A dança dos pombos
Carla e Pedro casaram-se muito jovens, desafiando a vontade dos pais que os achavam imaturos para o casamento. Mas a paixão e o amor entre os dois eram tão intensos que conseguiram convencer suas famílias a abençoar a união. E assim, começaram sua vida juntos, felizes e apaixonados, uma jornada que duraria quase cinco décadas. A cada ano que passava, o amor, o respeito e o companheirismo entre eles só aumentavam.
Eles tiveram três filhos e dois netos, e viviam para e com a família. Carla e Pedro se bastavam mutuamente, e seus momentos preferidos eram aqueles em que estavam juntos, especialmente no amanhecer. Esse era o melhor horário do dia para eles. Pedro, sempre o mais madrugador, preparava o café da manhã com todo o carinho, esperando que Carla, mais dorminhoca, se levantasse. O café, mesmo simples, parecia sempre um banquete, um verdadeiro manjar dos deuses.
Enquanto tomavam o café, conversavam sobre os livros que estavam lendo, as notícias do mundo e, claro, sobre os filhos e as "pérolas" dos netos, crianças doces e cheias de energia. O cenário dessa manhã perfeita era completado por um casal de pombos que sempre aparecia para fazer companhia. Carla e Pedro tinham dado nomes aos dois e se divertiam criando diálogos para os pássaros, especialmente quando eles pareciam estar discutindo. Essas brincadeiras sempre terminavam com risos, abrindo espaço para as longas conversas entre o casal.

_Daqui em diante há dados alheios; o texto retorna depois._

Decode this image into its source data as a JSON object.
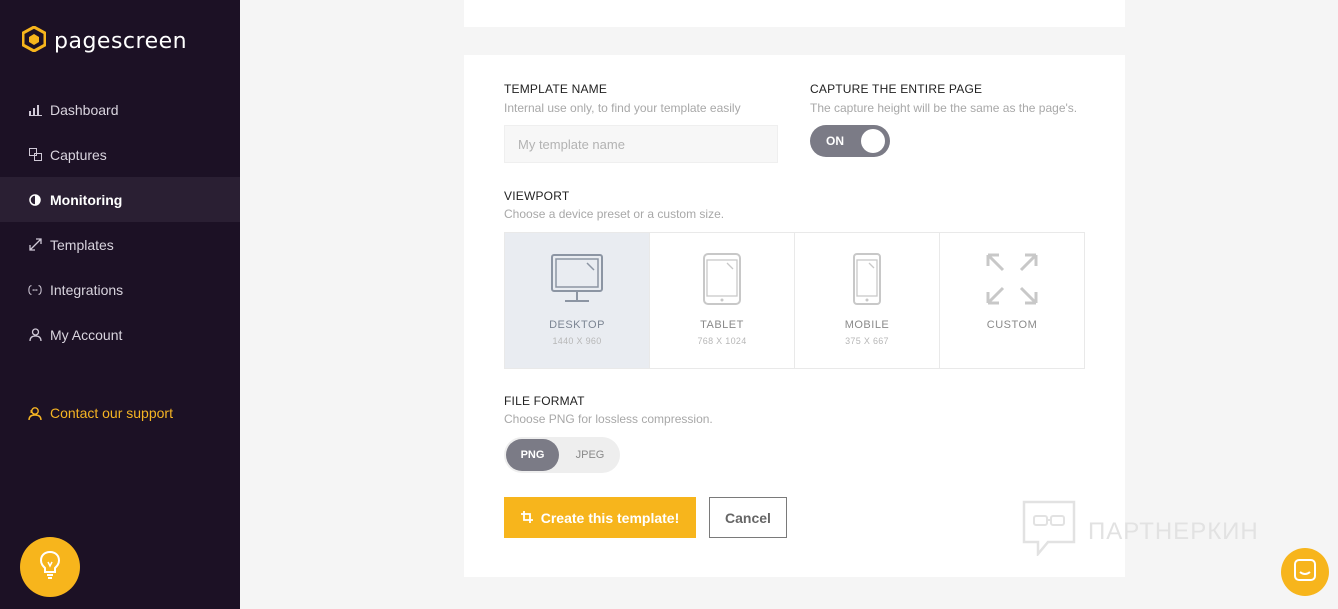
{
  "app": {
    "logo_text": "pagescreen",
    "accent": "#f7b51c",
    "sidebar_bg": "#1c1125"
  },
  "sidebar": {
    "items": [
      {
        "label": "Dashboard",
        "icon": "bar-chart-icon"
      },
      {
        "label": "Captures",
        "icon": "captures-icon"
      },
      {
        "label": "Monitoring",
        "icon": "half-circle-icon",
        "active": true
      },
      {
        "label": "Templates",
        "icon": "expand-icon"
      },
      {
        "label": "Integrations",
        "icon": "code-brackets-icon"
      },
      {
        "label": "My Account",
        "icon": "user-icon"
      }
    ],
    "support_label": "Contact our support"
  },
  "form": {
    "template_name": {
      "label": "TEMPLATE NAME",
      "hint": "Internal use only, to find your template easily",
      "placeholder": "My template name",
      "value": ""
    },
    "capture_entire": {
      "label": "CAPTURE THE ENTIRE PAGE",
      "hint": "The capture height will be the same as the page's.",
      "toggle_label": "ON",
      "state": "on"
    },
    "viewport": {
      "label": "VIEWPORT",
      "hint": "Choose a device preset or a custom size.",
      "options": [
        {
          "name": "DESKTOP",
          "dims": "1440 X 960",
          "icon": "desktop-icon",
          "selected": true
        },
        {
          "name": "TABLET",
          "dims": "768 X 1024",
          "icon": "tablet-icon"
        },
        {
          "name": "MOBILE",
          "dims": "375 X 667",
          "icon": "mobile-icon"
        },
        {
          "name": "CUSTOM",
          "dims": "",
          "icon": "custom-size-icon"
        }
      ]
    },
    "file_format": {
      "label": "FILE FORMAT",
      "hint": "Choose PNG for lossless compression.",
      "options": [
        "PNG",
        "JPEG"
      ],
      "selected": "PNG"
    },
    "create_label": "Create this template!",
    "cancel_label": "Cancel"
  },
  "watermark_text": "ПАРТНЕРКИН"
}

Porém, em uma manhã de setembro, um dia que prometia ser apenas de alegria com a chegada das esperadas férias, Pedro sentiu uma dor forte no peito. O que começou como um desconforto se transformou rapidamente em algo mais grave, levando-o à morte repentina. Carla, que esteve ao seu lado o tempo todo, segurou sua mão com firmeza, sussurrando palavras doces e encorajando o marido até o último momento.
A morte de Pedro causou uma tristeza profunda em Carla. Sua alma gêmea, seu companheiro de vida, não estava mais ali. A luta para continuar sem o amor de sua vida era diária e dolorosa. Até os pombos que costumavam aparecer no café da manhã pareciam tristes, como se também sentissem a perda do símbolo de amor que o casal representava.
No dia da missa de 30 dias do falecimento de Pedro, uma cerimônia emocionante reuniu amigos e familiares. Embora o apoio fosse reconfortante, nada parecia aliviar o coração de Carla. As lembranças, por mais bonitas que fossem, não eram suficientes. Ela sentia falta do calor de Pedro, de seu beijo, de suas mãos firmes.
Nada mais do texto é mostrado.